Another difficult aspect of this is the fact that no one in our area is very well versed in this type of cancer.  Because it is so rare there really isn’t  an “expert”.  Pending the outcome of the Tumor Board on Tuesday we are praying about exploring a second opinion.  We’ve begun to research various sarcoma centers around the country like MD Anderson or Mayo Clinic.  These institutions are equipped to diagnose and treat Sarcomas in a way that our local physicians can’t.  Depending on the results of her CT scans, other testing, and decision from the Tumor Board, we may decide to reach out and explore other options.

We have been very happy with our doctors so far.  The attention they’ve given us has been amazing.  It has done a lot to calm many of the fears we had early on.

It’s only been 10 days (at the time of this posting) since we learned of the diagnosis.  A lot of poking, and prodding, scans and testing have been done in that time.  We are thankful that so much has been done in such a short amount of time.

We’re also thankful for the hundreds of people praying.  We have been overwhelmed by the comments on social media, texts, calls and emails from family and friends.  In some cases we’ve heard from total strangers!

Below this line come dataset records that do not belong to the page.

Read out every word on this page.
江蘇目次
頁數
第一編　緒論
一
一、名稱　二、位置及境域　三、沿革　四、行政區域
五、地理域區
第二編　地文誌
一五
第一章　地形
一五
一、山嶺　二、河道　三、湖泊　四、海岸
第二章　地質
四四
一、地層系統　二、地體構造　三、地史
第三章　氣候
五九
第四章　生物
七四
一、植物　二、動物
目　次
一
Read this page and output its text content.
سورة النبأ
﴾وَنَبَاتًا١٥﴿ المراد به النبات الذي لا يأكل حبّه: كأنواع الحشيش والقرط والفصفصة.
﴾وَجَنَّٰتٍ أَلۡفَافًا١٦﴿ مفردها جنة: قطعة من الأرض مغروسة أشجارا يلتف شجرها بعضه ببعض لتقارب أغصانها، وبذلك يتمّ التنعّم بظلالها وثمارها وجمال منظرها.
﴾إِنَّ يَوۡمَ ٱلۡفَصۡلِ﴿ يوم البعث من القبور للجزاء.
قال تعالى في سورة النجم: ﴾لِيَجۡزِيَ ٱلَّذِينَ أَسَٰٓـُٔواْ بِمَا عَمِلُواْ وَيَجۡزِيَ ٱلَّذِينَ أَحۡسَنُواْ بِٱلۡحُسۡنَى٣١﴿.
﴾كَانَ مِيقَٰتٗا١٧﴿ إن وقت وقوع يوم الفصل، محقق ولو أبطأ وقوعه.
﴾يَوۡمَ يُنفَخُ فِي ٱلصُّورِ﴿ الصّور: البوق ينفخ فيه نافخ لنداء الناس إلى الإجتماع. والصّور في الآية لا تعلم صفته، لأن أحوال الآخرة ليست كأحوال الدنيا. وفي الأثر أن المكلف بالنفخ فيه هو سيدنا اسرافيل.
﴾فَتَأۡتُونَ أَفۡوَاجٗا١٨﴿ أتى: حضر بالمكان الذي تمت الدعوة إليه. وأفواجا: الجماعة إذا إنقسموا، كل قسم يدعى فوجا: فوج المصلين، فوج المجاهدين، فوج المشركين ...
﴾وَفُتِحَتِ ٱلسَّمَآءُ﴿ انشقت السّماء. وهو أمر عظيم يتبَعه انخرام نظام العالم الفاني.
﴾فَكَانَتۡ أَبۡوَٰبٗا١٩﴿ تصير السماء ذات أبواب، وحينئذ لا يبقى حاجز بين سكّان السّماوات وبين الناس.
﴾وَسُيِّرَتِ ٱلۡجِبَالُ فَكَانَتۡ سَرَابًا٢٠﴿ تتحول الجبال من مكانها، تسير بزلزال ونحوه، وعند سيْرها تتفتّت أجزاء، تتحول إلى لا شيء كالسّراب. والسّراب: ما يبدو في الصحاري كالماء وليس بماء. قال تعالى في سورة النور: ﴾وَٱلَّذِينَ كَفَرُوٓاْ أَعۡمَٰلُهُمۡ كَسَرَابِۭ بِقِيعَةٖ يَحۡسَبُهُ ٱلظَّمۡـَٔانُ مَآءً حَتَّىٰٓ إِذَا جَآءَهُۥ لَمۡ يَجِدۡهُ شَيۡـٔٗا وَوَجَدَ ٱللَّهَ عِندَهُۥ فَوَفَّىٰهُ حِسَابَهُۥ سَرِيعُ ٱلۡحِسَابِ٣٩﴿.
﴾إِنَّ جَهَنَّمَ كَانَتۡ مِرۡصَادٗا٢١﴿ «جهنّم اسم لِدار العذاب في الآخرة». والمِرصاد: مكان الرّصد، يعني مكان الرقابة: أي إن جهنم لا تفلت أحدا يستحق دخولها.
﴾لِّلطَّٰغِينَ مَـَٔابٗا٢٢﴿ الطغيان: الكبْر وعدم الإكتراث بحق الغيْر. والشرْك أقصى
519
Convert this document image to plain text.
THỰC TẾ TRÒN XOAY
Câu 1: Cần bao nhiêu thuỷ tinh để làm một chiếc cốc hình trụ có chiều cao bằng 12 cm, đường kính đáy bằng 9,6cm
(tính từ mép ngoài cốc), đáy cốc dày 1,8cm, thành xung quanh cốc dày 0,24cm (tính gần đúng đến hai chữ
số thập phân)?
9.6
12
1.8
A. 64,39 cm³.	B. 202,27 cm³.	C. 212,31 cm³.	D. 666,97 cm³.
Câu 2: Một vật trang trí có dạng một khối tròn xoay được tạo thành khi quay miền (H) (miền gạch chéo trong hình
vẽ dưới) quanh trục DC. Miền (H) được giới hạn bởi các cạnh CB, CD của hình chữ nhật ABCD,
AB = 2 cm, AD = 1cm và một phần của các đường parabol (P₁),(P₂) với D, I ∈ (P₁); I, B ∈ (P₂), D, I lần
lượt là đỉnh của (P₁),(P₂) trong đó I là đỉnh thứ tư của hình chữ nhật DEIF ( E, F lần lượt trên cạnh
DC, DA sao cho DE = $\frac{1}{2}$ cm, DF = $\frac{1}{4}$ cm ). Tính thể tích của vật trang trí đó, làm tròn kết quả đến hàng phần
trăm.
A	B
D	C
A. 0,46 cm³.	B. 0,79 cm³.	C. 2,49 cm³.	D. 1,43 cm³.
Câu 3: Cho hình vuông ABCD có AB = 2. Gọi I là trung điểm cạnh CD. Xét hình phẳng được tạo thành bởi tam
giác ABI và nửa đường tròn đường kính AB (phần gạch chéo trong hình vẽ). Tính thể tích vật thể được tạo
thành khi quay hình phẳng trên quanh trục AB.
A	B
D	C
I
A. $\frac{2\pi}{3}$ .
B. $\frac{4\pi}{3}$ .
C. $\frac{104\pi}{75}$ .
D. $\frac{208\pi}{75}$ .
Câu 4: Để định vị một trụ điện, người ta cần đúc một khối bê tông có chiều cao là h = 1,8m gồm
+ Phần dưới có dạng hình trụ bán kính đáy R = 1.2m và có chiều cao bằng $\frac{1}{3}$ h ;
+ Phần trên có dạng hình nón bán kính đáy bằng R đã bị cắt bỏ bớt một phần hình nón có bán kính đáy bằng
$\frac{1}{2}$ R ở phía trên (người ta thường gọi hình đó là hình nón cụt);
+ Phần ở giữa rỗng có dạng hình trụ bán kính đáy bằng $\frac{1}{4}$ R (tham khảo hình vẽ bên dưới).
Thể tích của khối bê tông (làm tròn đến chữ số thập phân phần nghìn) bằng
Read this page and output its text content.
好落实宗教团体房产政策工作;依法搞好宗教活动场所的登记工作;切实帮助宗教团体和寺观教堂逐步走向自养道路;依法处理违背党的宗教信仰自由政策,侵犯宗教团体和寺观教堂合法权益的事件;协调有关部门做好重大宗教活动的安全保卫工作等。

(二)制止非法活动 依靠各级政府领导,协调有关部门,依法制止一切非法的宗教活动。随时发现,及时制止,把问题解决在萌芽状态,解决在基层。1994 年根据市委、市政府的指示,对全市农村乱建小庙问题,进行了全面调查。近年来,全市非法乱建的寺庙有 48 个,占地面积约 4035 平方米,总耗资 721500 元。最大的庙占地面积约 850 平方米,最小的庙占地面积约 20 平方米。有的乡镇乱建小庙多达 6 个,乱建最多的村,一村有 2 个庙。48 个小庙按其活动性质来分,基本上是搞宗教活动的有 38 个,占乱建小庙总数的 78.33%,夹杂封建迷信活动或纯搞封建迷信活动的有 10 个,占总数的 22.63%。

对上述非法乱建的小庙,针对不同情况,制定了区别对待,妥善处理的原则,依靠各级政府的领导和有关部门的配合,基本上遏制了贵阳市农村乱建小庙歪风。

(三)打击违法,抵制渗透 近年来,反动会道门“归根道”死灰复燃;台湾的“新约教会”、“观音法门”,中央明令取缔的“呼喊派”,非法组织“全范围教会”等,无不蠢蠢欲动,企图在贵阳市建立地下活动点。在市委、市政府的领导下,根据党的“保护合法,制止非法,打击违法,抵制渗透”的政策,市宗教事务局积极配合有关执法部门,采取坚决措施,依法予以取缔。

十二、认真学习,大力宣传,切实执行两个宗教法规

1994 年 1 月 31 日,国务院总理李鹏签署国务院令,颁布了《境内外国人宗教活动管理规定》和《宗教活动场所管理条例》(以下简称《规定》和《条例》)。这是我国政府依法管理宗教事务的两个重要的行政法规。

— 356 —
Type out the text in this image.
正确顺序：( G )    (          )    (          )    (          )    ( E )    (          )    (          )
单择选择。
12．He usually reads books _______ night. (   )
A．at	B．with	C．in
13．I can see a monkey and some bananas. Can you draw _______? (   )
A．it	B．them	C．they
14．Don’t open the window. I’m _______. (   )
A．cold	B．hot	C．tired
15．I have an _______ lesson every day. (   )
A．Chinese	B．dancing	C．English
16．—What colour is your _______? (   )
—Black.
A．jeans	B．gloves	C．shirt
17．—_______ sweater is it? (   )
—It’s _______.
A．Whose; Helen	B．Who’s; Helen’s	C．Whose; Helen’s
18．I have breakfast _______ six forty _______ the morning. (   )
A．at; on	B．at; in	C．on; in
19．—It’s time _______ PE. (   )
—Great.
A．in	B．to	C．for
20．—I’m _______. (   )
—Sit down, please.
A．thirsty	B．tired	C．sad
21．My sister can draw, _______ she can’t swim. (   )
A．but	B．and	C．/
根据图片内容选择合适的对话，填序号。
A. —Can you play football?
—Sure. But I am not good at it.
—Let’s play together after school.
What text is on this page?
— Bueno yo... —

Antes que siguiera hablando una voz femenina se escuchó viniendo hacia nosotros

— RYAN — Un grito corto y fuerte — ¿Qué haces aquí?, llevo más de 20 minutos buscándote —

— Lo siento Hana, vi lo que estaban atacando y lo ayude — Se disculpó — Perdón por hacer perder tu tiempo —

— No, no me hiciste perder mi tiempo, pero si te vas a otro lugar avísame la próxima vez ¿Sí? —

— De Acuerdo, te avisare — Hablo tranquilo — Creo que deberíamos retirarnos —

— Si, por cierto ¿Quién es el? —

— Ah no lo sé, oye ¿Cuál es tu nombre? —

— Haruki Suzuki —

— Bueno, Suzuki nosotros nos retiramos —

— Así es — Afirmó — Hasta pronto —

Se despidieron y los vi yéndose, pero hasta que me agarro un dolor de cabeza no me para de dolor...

Our prayer and faith remains the same:

  1. We’re believing she is healed.
  2. We’re asking for wisdom (for us and the doctors).
  3. We’re praying for peace.

We know God is in control, and we know he is already working on Courtney’s behalf.  We have seen the fruit of His working even this week.

Many of you have asked how the kids are doing. They understand that Mommy has cancer, but aren’t entirely sure what it all means.  Kids are smart.  They pick up on things, even if you don’t explain it all to them.  They know something is up.

Please continue to pray for us.  Pray WITH us.  Pray for healing.  Pray for wisdom.  Pray for peace.

If you’ve read this far, thank you!  We appreciate all the love and support we’ve received so far.